Much sorrow and weary years might have been saved had Ethel learned that first lesson, which later on had to be repeated, and far, far harder was the second lesson than the first. For the time being, Ethel promised her mother always to be careful, and in prayer that night she prayed as she had never done before, that if God would make little Tan well again, she would be so different. But, though she cried to the Lord for her little brother, she did not yet understand her own need of the sustaining power of Christ.
Weary days followed. Ethel and Jessie found schoolwork almost more than they could manage, so occupied were their thoughts about their little brother, whose life for a day or two hung, as it were, on a thread. Mrs. Clarke was worn out nursing him. For hours she would take the little fellow from his crib and rest the aching head in her motherly arms. Those days, he seemed, if anything, dearer to her than before.
Bitterly Ethel reproached herself over and over for her thoughtlessness. Jessie, in her love for her sister, suffered almost as much as she did herself. It seemed so strange to her to see Ethel go about each day so subdued.
All the school knew that something was the matter when Ethel was so quiet. They questioned Jessie, and for once she had to do the talking, but so sad was the topic that she would willingly have said nothing. There was much sympathy shown, and Miss Bland herself excused many a lesson, knowing the heartache of the two girls whose lives were bound up in their baby brother.
At last the day came when the doctor said all danger was over and little Tan might be dressed and go downstairs. The fair baby face was somewhat thinner, but the blue eyes had lost nothing of their bright, intelligent expression. Mr. and Mrs. Clarke were filled with intense thankfulness. It was a happy little family that gathered in the dining room the day Tan came downstairs again.

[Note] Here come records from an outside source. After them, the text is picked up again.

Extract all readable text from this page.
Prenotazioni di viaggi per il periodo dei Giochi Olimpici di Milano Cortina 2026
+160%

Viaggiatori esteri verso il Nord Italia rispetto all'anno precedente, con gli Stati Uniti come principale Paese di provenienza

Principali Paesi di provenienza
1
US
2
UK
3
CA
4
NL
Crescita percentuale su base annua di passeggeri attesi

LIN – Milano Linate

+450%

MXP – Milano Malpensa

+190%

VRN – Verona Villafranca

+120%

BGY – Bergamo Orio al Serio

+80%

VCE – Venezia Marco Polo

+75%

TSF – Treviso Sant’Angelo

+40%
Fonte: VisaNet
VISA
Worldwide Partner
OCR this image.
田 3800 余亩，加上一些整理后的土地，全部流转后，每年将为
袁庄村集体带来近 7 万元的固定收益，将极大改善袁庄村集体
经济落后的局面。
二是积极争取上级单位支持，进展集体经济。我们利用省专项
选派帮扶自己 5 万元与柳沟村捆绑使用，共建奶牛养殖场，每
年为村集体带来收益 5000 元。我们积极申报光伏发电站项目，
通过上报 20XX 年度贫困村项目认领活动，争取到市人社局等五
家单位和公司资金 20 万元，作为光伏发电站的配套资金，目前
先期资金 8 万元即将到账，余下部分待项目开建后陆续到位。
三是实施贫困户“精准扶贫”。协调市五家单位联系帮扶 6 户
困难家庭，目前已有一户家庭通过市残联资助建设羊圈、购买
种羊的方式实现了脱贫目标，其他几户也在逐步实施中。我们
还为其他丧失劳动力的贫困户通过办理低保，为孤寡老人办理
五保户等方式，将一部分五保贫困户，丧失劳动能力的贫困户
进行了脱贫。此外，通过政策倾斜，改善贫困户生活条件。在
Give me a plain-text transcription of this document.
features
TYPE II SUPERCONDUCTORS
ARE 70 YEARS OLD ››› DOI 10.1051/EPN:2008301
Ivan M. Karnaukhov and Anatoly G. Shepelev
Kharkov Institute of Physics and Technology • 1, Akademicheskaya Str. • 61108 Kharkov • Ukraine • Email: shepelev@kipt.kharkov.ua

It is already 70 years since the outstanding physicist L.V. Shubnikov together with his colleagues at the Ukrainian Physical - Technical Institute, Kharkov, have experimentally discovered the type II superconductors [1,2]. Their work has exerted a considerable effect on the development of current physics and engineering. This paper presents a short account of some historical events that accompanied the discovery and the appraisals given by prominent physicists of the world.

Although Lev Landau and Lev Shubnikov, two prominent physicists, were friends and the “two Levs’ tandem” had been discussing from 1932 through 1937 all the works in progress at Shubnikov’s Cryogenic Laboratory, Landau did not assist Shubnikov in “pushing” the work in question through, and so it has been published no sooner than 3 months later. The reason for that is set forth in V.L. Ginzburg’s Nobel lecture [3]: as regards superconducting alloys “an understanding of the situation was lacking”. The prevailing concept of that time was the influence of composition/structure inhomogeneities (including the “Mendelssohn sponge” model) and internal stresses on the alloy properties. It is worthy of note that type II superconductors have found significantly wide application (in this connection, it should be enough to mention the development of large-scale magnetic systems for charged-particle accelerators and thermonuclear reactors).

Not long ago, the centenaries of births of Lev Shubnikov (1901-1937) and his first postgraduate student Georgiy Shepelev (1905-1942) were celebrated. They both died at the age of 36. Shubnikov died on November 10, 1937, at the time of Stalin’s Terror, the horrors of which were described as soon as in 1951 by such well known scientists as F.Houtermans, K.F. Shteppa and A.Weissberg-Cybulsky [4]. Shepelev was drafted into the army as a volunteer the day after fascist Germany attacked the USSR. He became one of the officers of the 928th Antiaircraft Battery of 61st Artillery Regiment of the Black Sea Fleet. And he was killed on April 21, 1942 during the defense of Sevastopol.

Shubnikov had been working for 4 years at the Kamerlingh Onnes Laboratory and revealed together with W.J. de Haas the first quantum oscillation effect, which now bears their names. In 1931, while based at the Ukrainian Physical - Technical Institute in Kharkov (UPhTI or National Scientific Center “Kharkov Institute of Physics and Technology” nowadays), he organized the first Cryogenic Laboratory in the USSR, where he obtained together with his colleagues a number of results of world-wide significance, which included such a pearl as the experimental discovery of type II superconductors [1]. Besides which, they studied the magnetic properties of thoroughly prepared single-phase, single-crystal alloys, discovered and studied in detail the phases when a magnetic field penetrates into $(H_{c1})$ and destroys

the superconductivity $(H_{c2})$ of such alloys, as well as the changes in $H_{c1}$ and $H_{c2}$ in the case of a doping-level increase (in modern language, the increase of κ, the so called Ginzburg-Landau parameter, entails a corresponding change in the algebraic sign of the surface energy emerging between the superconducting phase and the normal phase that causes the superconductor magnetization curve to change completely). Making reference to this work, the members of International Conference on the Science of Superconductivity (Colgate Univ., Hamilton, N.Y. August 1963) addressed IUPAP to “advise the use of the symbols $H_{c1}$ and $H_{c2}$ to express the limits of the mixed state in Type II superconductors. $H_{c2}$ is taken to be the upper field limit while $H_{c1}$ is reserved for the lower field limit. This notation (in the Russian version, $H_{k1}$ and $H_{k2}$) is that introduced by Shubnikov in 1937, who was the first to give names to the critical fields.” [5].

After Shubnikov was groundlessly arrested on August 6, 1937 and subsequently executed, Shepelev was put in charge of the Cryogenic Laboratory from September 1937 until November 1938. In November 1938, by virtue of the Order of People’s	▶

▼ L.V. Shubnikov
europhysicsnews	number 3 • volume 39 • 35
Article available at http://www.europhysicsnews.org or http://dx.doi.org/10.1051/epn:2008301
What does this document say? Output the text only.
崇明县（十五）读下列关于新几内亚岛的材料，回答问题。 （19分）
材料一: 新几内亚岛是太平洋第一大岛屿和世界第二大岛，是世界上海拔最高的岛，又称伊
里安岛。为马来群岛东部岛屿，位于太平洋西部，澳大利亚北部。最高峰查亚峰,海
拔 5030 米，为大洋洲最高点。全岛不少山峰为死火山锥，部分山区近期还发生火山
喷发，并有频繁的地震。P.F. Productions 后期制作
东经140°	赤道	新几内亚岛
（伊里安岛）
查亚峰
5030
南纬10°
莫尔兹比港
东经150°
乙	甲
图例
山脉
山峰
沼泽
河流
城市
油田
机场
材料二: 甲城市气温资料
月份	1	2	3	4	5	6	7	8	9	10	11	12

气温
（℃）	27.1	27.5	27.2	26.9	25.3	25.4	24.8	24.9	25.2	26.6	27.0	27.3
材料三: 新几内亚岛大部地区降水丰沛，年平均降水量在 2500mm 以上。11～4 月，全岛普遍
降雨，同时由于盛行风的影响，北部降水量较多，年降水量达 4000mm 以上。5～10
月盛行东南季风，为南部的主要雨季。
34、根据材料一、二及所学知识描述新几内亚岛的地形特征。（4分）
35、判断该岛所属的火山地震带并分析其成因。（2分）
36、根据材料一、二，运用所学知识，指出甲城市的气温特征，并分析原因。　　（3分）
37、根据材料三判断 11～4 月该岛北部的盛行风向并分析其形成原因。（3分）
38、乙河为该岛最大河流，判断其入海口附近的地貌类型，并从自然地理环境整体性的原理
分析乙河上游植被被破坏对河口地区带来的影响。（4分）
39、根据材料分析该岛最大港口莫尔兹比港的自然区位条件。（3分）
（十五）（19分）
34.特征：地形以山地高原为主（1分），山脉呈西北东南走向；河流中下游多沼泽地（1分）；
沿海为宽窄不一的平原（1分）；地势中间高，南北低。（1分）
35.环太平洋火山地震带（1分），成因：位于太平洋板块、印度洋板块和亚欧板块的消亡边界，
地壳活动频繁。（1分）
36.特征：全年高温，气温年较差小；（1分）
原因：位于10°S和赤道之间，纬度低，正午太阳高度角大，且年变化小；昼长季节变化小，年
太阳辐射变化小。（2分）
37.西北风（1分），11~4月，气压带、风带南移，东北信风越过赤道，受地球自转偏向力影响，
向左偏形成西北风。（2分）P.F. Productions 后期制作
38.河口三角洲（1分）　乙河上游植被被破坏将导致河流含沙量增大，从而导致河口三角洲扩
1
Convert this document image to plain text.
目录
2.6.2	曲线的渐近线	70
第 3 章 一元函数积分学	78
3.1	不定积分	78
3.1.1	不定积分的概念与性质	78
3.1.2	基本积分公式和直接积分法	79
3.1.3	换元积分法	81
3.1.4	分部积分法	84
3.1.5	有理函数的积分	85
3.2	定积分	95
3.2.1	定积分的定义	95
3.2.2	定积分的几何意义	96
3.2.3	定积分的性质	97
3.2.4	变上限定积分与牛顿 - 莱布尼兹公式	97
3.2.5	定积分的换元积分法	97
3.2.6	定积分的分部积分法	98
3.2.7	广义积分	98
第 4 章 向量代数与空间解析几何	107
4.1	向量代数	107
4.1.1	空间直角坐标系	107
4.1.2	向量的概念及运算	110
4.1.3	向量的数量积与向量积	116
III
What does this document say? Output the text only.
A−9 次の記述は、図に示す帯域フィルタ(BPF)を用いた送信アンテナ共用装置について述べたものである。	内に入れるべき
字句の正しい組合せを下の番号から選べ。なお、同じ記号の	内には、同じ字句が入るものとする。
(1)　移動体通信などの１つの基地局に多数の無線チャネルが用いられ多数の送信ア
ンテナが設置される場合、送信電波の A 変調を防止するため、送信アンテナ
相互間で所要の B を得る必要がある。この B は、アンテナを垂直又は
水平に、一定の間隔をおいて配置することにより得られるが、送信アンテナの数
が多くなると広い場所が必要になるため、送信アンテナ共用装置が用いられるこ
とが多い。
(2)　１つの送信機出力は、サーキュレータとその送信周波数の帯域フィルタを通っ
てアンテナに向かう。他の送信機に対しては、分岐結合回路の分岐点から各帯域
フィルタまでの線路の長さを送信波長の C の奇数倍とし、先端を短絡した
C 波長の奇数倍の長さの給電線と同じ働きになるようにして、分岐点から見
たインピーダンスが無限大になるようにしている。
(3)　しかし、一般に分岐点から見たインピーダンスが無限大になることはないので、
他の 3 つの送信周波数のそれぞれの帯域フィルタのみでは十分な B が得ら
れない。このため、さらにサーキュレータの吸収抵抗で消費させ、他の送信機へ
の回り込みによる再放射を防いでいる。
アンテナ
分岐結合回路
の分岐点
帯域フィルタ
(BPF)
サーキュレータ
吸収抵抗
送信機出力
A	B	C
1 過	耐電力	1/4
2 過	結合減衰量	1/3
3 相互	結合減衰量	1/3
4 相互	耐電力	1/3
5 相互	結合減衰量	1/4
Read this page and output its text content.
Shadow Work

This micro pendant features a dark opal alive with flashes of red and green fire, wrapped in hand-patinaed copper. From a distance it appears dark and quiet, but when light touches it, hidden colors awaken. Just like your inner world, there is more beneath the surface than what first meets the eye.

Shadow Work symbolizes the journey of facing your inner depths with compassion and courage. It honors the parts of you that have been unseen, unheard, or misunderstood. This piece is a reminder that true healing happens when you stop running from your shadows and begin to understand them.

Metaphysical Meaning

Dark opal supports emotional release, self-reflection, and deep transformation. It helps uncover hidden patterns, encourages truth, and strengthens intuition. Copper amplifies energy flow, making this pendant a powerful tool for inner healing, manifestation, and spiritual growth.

“Tan pay, if Tel now ount tumble down,” he lisped out, and Ethel whispered to him, “Yes, darling, you shall play with Tel, and she won’t let you hurt yourself again.”
Ethel really meant it, but she had not sought the Lord’s help.
In a week or two she was her old, talkative, impetuous self again. In spite of that, the memory of those days often came to her mind. She often thought, If Tan had died, it would have been my fault, and then I could never have been happy again.
Time, which heals so many grieved hearts, would have quickly proven to a girl of fourteen how mistaken she was. To the mother it would have been different. For Mrs. Clarke to have lost her one boy would have been irreparable, and she dared not think what she should feel if she were to lose him now. Her heart rejoiced in the fact that he was restored to their hearts, and with the exception of a scar, which the golden curls could not quite hide, Tan was himself, as bright, healthy and happy as ever.